RICH GANG – The Tour, Part 1

RICH GANG – The Tour, Part 1

Sorti le 29 septembre 2014,
chez Cash Money Records.

Un vieux briscard du rap à La Nouvelle-Orléans s’achète une nouvelle jeunesse en s’acoquinant sur une mixtape avec deux figures émergentes. Cette histoire, on la connait déjà. Elle a été celle, en 2013, du Louie V Mob, un trio formé avec Master P par Fat Trel et Alley Boy. Un an plus tard, elle est aussi celle de Birdman, qui a pris sous son aile d’homme-oiseau deux valeurs montantes du rap d’Atlanta, Rich Homie Quan et Young Thug, et qui a sorti avec eux, sous le nom de Rich Gang, un long album gratuit, The Tour Part 1. La comparaison entre les deux projets, cependant, s’arrête là.

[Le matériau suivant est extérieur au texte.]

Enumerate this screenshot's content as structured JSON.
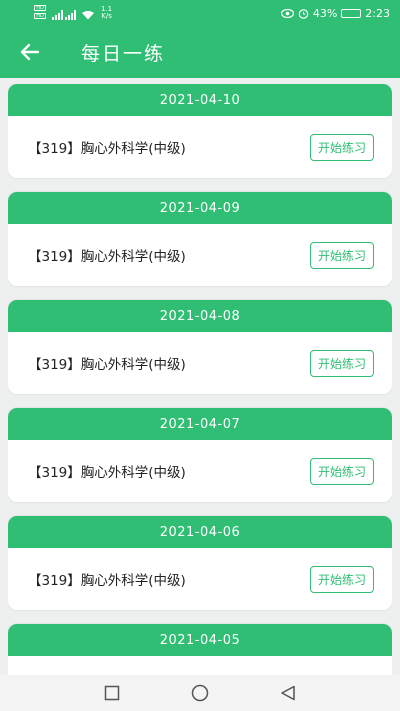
{
  "status_bar": {
    "network_speed_value": "1.1",
    "network_speed_unit": "K/s",
    "battery": "43%",
    "time": "2:23"
  },
  "header": {
    "title": "每日一练"
  },
  "cards": [
    {
      "date": "2021-04-10",
      "subject": "【319】胸心外科学(中级)",
      "button_label": "开始练习"
    },
    {
      "date": "2021-04-09",
      "subject": "【319】胸心外科学(中级)",
      "button_label": "开始练习"
    },
    {
      "date": "2021-04-08",
      "subject": "【319】胸心外科学(中级)",
      "button_label": "开始练习"
    },
    {
      "date": "2021-04-07",
      "subject": "【319】胸心外科学(中级)",
      "button_label": "开始练习"
    },
    {
      "date": "2021-04-06",
      "subject": "【319】胸心外科学(中级)",
      "button_label": "开始练习"
    },
    {
      "date": "2021-04-05",
      "subject": "",
      "button_label": ""
    }
  ],
  "icons": {
    "back": "arrow-left-icon",
    "nav_recent": "square-icon",
    "nav_home": "circle-icon",
    "nav_back": "triangle-icon"
  },
  "colors": {
    "accent": "#2fbe73",
    "background": "#eef0ef"
  }
}
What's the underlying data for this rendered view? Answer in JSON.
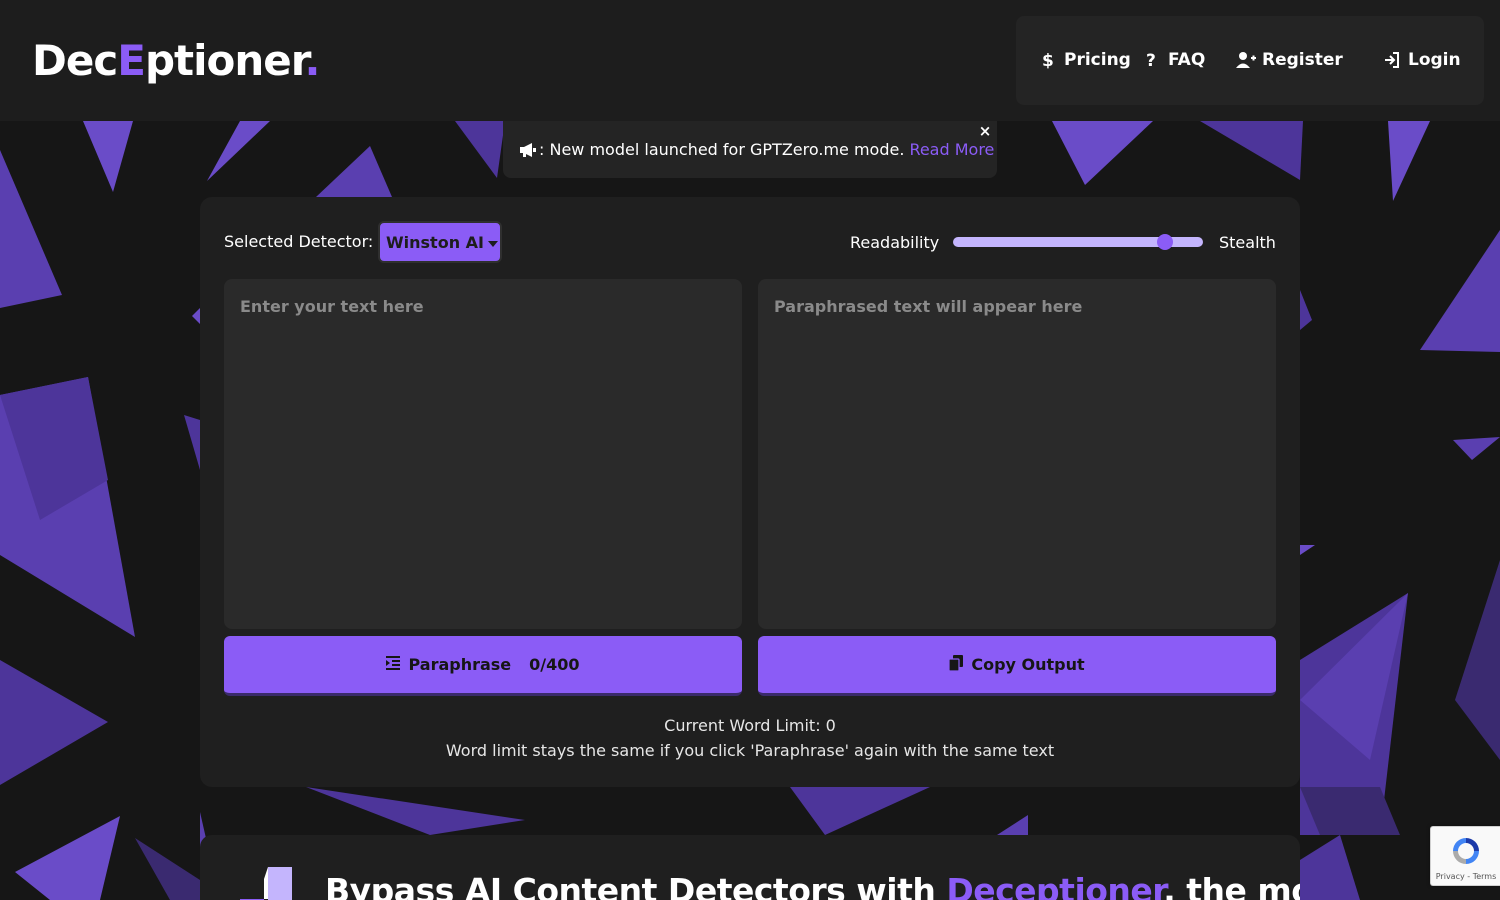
{
  "header": {
    "logo_part1": "Dec",
    "logo_accent": "E",
    "logo_part2": "ptioner",
    "logo_dot": ".",
    "nav": {
      "pricing": "Pricing",
      "faq": "FAQ",
      "register": "Register",
      "login": "Login"
    }
  },
  "announcement": {
    "text": ": New model launched for GPTZero.me mode.",
    "link": "Read More",
    "close": "×"
  },
  "panel": {
    "detector_label": "Selected Detector:",
    "detector_value": "Winston AI",
    "slider": {
      "left_label": "Readability",
      "right_label": "Stealth",
      "level": 0.87
    },
    "input_placeholder": "Enter your text here",
    "output_placeholder": "Paraphrased text will appear here",
    "paraphrase_label": "Paraphrase",
    "paraphrase_count": "0/400",
    "copy_label": "Copy Output",
    "word_limit": "Current Word Limit: 0",
    "word_note": "Word limit stays the same if you click 'Paraphrase' again with the same text"
  },
  "bottom": {
    "heading_part1": "Bypass AI Content Detectors with ",
    "heading_accent": "Deceptioner",
    "heading_part2": ", the most"
  },
  "recaptcha": {
    "terms": "Privacy - Terms"
  },
  "colors": {
    "accent": "#8b5cf6",
    "background": "#161616",
    "panel": "#1f1f1f"
  }
}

A l’inverse de son concurrent, Birdman intervient peu dans l’histoire. Il rappe à peine sur cette mixtape. Il ne fait, pour l’essentiel, que prêter sa notoriété, son nom et celui du Rich Gang (en 2013, c’est l’ensemble de l’écurie Cash Money / Young Money qui a été baptisée ainsi) aux deux autres. Pour l’essentiel, The Tour Part 1 est leur affaire, et celle de London On Da Track, qui en produit l’essentiel. Rich Homie Quan et Young Thug y déploient les styles par lesquels ils se sont fait respectivement connaitre, deux styles emblématiques du rap contemporain : un rappé-chanté à la Future pour le premier (le formidable « War Ready », « Hate I » et « Everything I Got »), et une post-trap allumée pour le second (« See You », l’excellent « 730 », « Pull Up », « Who’s On Top »), empiétant parfois l’un sur le territoire de l’autre, comme sur le quasi-tube « Flava ».

Si quelques thèmes se dégagent de l’album, celui, classique, du délire nouveau riche, ou encore l’amour des rappeurs pour les bitches, c’est surtout par la forme que les deux hommes s’illustrent. Qu’ils s’expriment sur le même titre ou sur des morceaux solo, ils se complètent à merveille. Mais bien sûr, celui qu’on remarque le plus sur cette mixtape, c’est aussi celui qui surnage dans le paysage rap actuel avec son style imprévisible : à savoir Young Thug. Cependant, ce n’est pas le même Young Thug que d’habitude que l’on entend, celui de 1017 Thug, ni celui que l’on entendait rivaliser d’absurdités avec un autre détraqué, Bloody Jay, sur la mixtape Black Portland.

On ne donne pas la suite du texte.